Machine Learning (ML) promises to make managing and actioning IoT data easier and less resource intensive – but the underlying algorithms require training first. And to do that, your data scientists will need raw data sets.

Introducing synthetic data

Rather than unleash their ML engine on live data, it is considered best practice to use a sanitized set of records. Often this is copies of your live databases that has been anonymized to remove personally identifiable data. Alternatively, your data scientists may generate a completely new dataset that exhibits the same basic details and behaviors as your live system.

But these are not small subsets of data. Machine Learning algorithms needs very large information data stores on which to train. Which means that synthetic data could grow your data estate faster than expected.
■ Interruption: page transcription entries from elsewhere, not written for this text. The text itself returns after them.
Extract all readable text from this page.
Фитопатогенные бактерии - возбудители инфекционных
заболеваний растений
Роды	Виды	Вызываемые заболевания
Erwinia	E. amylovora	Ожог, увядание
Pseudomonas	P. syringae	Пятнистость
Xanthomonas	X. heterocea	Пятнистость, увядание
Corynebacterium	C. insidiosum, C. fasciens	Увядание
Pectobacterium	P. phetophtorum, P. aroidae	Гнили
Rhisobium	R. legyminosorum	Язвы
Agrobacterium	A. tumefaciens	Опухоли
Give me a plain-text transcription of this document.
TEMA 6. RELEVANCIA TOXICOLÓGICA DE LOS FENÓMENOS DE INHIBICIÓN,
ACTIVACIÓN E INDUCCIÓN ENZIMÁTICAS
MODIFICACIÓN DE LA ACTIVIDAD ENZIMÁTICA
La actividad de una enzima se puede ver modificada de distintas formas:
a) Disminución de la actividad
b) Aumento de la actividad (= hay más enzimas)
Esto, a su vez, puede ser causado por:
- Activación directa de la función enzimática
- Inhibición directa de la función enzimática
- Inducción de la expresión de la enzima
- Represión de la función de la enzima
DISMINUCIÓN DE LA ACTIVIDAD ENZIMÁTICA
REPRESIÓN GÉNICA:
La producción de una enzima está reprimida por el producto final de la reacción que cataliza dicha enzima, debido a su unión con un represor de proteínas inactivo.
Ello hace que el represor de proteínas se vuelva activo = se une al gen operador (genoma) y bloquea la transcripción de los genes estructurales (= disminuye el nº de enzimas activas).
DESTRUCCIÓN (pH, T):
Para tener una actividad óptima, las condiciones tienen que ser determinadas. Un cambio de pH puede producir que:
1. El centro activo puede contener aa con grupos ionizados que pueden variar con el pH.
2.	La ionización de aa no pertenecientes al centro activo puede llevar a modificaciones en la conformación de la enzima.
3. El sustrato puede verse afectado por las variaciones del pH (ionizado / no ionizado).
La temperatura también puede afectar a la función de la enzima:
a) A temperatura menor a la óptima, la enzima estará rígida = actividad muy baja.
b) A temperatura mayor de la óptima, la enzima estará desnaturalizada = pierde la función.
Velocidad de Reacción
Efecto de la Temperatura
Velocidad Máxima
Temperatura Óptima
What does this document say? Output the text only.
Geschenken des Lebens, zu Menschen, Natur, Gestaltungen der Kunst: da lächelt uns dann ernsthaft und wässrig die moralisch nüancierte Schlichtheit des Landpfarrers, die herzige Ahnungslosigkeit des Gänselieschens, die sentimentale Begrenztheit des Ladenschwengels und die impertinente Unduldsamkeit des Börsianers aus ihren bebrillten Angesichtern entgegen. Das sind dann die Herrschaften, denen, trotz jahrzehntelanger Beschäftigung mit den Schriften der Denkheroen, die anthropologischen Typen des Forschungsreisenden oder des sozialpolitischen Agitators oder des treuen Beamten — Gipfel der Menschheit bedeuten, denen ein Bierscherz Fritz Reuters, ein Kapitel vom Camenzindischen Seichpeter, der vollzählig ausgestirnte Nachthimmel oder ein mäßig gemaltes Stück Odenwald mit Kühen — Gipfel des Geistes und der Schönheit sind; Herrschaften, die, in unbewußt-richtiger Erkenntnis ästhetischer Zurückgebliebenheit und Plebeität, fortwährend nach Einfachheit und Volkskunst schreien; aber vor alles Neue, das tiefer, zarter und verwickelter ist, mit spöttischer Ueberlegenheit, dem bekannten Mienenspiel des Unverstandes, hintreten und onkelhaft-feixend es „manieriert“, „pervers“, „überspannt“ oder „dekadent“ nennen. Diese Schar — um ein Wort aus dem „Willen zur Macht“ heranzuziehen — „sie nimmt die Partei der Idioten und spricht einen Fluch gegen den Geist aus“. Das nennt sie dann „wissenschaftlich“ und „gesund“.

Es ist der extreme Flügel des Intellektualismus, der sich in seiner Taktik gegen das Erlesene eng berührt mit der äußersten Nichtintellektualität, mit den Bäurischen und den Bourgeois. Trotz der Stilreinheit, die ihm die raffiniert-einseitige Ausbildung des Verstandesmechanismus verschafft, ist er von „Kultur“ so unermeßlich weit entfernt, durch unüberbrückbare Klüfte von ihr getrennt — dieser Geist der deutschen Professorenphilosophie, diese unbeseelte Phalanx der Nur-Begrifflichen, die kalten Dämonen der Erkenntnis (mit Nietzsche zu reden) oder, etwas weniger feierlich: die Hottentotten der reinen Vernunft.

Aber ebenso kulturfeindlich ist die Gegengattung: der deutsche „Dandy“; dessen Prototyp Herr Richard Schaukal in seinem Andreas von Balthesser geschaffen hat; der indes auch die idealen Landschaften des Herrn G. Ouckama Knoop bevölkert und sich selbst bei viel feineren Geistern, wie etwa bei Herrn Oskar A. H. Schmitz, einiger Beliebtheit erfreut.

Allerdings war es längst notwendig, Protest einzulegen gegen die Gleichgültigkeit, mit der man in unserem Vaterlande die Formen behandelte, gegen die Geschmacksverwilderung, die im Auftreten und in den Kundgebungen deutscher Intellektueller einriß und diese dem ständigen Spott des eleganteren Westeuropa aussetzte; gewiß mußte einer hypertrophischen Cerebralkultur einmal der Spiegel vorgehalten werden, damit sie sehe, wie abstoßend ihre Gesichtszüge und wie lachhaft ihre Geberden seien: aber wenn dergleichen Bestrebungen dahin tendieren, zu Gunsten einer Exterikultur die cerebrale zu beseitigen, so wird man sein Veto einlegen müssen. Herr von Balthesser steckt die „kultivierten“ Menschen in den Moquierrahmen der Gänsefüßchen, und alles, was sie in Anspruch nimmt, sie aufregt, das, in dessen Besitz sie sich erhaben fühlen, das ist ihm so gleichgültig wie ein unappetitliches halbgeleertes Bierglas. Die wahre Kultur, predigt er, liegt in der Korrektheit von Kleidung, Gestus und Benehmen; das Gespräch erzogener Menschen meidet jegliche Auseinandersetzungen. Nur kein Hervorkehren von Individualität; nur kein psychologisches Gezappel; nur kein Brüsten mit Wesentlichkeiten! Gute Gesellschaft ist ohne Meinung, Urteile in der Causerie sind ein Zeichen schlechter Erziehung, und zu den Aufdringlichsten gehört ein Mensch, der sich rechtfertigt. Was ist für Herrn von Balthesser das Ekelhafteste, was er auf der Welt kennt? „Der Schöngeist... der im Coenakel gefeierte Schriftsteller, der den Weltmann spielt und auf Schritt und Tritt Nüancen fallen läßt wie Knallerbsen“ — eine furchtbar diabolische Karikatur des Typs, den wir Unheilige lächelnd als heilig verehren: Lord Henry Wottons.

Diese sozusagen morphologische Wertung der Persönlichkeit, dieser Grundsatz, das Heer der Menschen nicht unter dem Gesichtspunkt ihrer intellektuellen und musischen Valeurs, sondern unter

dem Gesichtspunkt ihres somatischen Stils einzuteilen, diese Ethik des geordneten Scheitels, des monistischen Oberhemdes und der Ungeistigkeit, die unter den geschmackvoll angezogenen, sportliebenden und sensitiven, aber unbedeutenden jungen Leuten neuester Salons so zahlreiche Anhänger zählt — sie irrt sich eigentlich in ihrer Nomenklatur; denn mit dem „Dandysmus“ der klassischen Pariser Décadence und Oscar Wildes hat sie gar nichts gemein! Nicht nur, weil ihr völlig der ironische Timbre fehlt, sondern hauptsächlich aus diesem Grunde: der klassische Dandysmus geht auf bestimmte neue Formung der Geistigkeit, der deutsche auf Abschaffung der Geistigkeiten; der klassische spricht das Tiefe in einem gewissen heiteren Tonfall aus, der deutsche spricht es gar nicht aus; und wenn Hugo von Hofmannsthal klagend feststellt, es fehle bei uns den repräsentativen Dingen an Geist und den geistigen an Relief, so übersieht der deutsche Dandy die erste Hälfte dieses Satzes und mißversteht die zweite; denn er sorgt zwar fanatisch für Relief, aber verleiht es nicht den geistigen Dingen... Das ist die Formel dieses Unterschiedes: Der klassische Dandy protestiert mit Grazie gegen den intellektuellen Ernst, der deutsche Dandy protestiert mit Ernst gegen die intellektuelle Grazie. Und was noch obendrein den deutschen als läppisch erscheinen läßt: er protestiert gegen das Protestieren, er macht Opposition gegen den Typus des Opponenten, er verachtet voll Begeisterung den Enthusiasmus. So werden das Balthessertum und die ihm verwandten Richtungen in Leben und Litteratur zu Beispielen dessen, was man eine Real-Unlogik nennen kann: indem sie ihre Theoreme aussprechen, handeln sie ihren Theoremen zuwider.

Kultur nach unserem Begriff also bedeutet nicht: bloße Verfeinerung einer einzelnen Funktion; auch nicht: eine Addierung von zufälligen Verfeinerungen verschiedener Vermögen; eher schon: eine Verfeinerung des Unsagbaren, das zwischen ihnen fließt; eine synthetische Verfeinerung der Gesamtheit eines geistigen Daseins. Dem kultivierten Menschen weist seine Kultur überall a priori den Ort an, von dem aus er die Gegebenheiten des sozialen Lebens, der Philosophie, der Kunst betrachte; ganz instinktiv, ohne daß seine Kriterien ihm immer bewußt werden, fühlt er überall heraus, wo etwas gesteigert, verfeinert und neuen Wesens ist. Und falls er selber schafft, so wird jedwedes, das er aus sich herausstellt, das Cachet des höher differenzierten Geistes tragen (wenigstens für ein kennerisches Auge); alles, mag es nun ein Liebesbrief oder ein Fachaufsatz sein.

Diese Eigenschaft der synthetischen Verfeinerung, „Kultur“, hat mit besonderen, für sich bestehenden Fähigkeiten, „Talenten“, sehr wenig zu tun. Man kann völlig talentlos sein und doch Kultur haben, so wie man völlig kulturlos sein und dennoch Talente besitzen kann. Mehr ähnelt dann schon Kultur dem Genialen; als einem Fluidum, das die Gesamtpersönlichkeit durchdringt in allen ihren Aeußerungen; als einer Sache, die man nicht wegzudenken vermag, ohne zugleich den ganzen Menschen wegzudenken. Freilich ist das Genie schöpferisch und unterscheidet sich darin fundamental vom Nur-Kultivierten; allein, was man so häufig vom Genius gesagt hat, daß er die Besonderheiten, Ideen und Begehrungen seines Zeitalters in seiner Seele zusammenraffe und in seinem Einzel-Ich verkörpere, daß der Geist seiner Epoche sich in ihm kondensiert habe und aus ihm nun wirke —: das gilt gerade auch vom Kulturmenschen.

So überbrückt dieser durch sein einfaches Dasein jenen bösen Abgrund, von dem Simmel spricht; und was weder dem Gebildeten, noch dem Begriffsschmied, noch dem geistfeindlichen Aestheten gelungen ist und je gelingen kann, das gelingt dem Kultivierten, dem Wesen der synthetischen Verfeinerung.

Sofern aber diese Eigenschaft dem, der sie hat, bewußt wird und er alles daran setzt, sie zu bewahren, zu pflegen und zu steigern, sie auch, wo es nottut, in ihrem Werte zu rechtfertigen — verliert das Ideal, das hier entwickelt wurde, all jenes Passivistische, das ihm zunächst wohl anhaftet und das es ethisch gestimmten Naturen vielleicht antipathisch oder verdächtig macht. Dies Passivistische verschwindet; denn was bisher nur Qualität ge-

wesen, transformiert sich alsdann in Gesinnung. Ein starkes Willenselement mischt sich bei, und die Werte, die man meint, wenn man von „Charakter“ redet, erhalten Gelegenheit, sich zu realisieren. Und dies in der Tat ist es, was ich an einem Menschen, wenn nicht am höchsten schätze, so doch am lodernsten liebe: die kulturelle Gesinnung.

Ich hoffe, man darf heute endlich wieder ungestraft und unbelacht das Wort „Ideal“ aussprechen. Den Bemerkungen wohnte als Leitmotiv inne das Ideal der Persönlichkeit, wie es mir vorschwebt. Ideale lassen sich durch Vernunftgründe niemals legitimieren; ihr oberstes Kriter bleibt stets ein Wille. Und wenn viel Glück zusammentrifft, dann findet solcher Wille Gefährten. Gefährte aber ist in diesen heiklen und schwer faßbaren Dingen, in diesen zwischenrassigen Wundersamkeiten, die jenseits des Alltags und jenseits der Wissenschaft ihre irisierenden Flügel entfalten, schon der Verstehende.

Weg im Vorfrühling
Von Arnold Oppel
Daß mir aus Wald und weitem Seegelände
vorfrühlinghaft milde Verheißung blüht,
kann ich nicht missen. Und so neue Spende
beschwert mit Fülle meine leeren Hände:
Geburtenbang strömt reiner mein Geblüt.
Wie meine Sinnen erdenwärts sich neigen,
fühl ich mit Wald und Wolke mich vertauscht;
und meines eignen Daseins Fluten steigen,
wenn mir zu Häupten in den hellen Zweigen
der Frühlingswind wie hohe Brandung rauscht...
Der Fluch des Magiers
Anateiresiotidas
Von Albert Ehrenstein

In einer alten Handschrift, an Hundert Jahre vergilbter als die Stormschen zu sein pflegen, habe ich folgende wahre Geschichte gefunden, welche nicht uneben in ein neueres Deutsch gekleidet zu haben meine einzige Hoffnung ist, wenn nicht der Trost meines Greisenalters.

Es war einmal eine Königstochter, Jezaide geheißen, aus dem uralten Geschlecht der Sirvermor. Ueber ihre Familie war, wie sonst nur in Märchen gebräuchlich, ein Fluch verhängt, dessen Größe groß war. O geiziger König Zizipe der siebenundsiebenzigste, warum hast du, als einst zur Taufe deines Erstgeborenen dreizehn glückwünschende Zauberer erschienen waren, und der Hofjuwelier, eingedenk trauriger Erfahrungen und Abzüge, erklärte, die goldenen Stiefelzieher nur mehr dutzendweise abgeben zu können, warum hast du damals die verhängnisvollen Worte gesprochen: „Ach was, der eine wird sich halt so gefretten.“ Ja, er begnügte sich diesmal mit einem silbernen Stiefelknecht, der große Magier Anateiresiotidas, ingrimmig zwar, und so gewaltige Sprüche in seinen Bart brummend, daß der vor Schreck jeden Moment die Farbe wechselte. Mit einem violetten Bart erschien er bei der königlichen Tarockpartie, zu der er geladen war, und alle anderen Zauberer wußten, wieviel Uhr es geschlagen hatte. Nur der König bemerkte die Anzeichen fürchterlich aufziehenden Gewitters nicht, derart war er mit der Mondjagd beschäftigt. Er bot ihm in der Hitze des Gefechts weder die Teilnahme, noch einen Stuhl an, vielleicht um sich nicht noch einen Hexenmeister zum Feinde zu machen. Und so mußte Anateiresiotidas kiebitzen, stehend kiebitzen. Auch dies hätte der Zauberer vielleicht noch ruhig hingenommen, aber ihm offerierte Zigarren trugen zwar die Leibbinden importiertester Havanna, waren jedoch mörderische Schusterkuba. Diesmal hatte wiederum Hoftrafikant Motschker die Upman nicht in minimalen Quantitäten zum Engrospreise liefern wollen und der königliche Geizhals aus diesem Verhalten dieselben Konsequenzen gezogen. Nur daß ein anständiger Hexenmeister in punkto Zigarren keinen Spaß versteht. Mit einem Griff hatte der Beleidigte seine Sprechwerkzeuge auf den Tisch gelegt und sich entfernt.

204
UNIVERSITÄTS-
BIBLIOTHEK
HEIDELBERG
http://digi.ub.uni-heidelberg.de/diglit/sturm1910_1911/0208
Choosing storage for your synthetic data

In an ideal world, the training phase of your Machine Learning project could be carried out on production-quality, high-speed storage. But the reality is that there is no need.

You could also choose to use a cloud platform for development and testing – but this involves a significant pause while your large synthetic dataset is uploaded. Then there is the issue of pay-as-you-use billing which could make the whole project more expensive than expected.

More expedient – and potentially more cost-effective – is the re-use of existing storage assets. By pressing redundant, or post-warranty arrays back into service you can quickly add the capacity required for your Machine Learning project, reducing lead time and overall project cost.

Even for businesses that do not use IoT sensors, Machine Learning will become a vital aspect of their digital transformation projects. So, it makes sense to consider how you will deal with the issue of synthetic data sooner rather than later.